No matter what plan you had or now have, your organization must:
- Offer coverage for adult children until that adult child is 26 years old, if your health plan offers dependent coverage for adult children. You don’t have to offer dependent coverage though, if you’re not doing so already; that decision is up to you and your organization.
- Not have a lifetime dollar limit or cap on “essential health benefits,” as defined by the U.S. Department of Health and Human Services. Currently, essential health benefits include ambulatory patient services, emergency services, hospitalization, lab services, maternity and new born care, mental health and substance abuse services, pediatric services, prescription drugs, preventative and wellness services (including chronic disease management), and rehabilitative devices and services.
- Not have any exclusions for preexisting conditions for anyone. This started in 2010 for folks under 19 years of age and by 2014 will cover everyone, regardless of age.
Ensure that by 2014, if your organization has 200 or more employees, it automatically enrolls new employees in the health plan, but new employees can elect to opt out.
States will need to offer health insurance exchanges (also known as small business health option plans or SHOPS) to facilitate health care coverage. By 2014, health insurance exchanges are to be available for small business owners and then by 2017 for all employers.
Now, the feds are offering incentives to employers to encourage them to offer health insurance coverage. If your employer does, here’s what you can get:
- A subsidy of up to 35% of the coverage cost if you pay at least half of the premium cost for employees, which will increase to 50% for an additional two years starting in 2014. Here’s the rub though, you must be an organization with 25 or less full-time employees and have an average annual wage of $50k or less.
- No matter how big your organization is, if you offer qualified health benefits, you’ll get an employer tax deduction and there won’t be any payroll taxes on the benefits.

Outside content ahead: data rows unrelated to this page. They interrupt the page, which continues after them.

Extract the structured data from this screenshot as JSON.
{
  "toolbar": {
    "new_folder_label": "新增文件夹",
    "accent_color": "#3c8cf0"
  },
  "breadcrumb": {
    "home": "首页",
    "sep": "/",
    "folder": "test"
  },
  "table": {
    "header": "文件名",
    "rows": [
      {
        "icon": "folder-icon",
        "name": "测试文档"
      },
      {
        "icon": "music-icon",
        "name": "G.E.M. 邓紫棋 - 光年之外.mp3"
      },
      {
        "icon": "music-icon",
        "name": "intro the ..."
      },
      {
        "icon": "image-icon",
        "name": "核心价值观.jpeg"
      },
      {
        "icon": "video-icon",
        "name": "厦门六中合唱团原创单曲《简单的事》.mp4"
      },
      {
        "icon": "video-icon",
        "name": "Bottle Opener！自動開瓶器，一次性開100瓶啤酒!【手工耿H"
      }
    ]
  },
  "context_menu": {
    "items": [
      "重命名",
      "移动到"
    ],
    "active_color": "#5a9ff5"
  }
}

By the same token, the law doesn’t require employers to offer health plans. But – and this is a big but – you can be penalized in certain circumstances if you don’t. The feds are calling it a shared responsibility payment (in other words, a fine). This is where things get a little crazy.
So, if you have 50 or more employees, and :
- Don’t offer health care coverage, you’ll be fined $2k per full time employee per year if any employee gets a federal premium tax credit to use in a health insurance exchange. When counting full time employees, the feds will subtract the first 30, so the shared responsibility payment will kick in after that.
- Do offer health care coverage, but have at least one employee getting the federal premium tax credit, you will be fined $3k for each employee receiving the credit, or $2k for each full time employee, whichever fine is smaller.
The good news is that if your organization has less than 50 employees, you’re off the hook – no penalties for not offering health care coverage for you!
Most of the PPACA’s provisions are supposed to be funded by different taxes and offsets, including a broader Medicare tax on annual incomes over $200k, annual fees on insurance providers, additional taxes on pharmaceuticals and high cost diagnostic equipment, and yes, even a 10% sales tax on indoor tanning! (Well, at least we know the sun’s rays are better for us anyway!)
The Congressional Budget Office estimates that the number of U.S. uninsured will drop by 32 million to 23 million folks in 2019 after all the provisions take effect. Interestingly enough, shortly after the bill was passed, a Rasmussen poll in Florida found that 54% of “likely” voters supported Bill McCollum’s lawsuit to prevent the Act’s implementation.
Currently, there are several court challenges at various stages of development, many of them seeking to overturn the individual mandate sections of the law and many of them challenging what they see is a violation of state sovereignty. Those in the know are pretty sure the Supreme Court will be reviewing the law at some point during the next couple of years.
In the meantime, if you offer one, check your health plan and make sure it meets the fed requirements. If you’re not sure, get more information here. Good luck!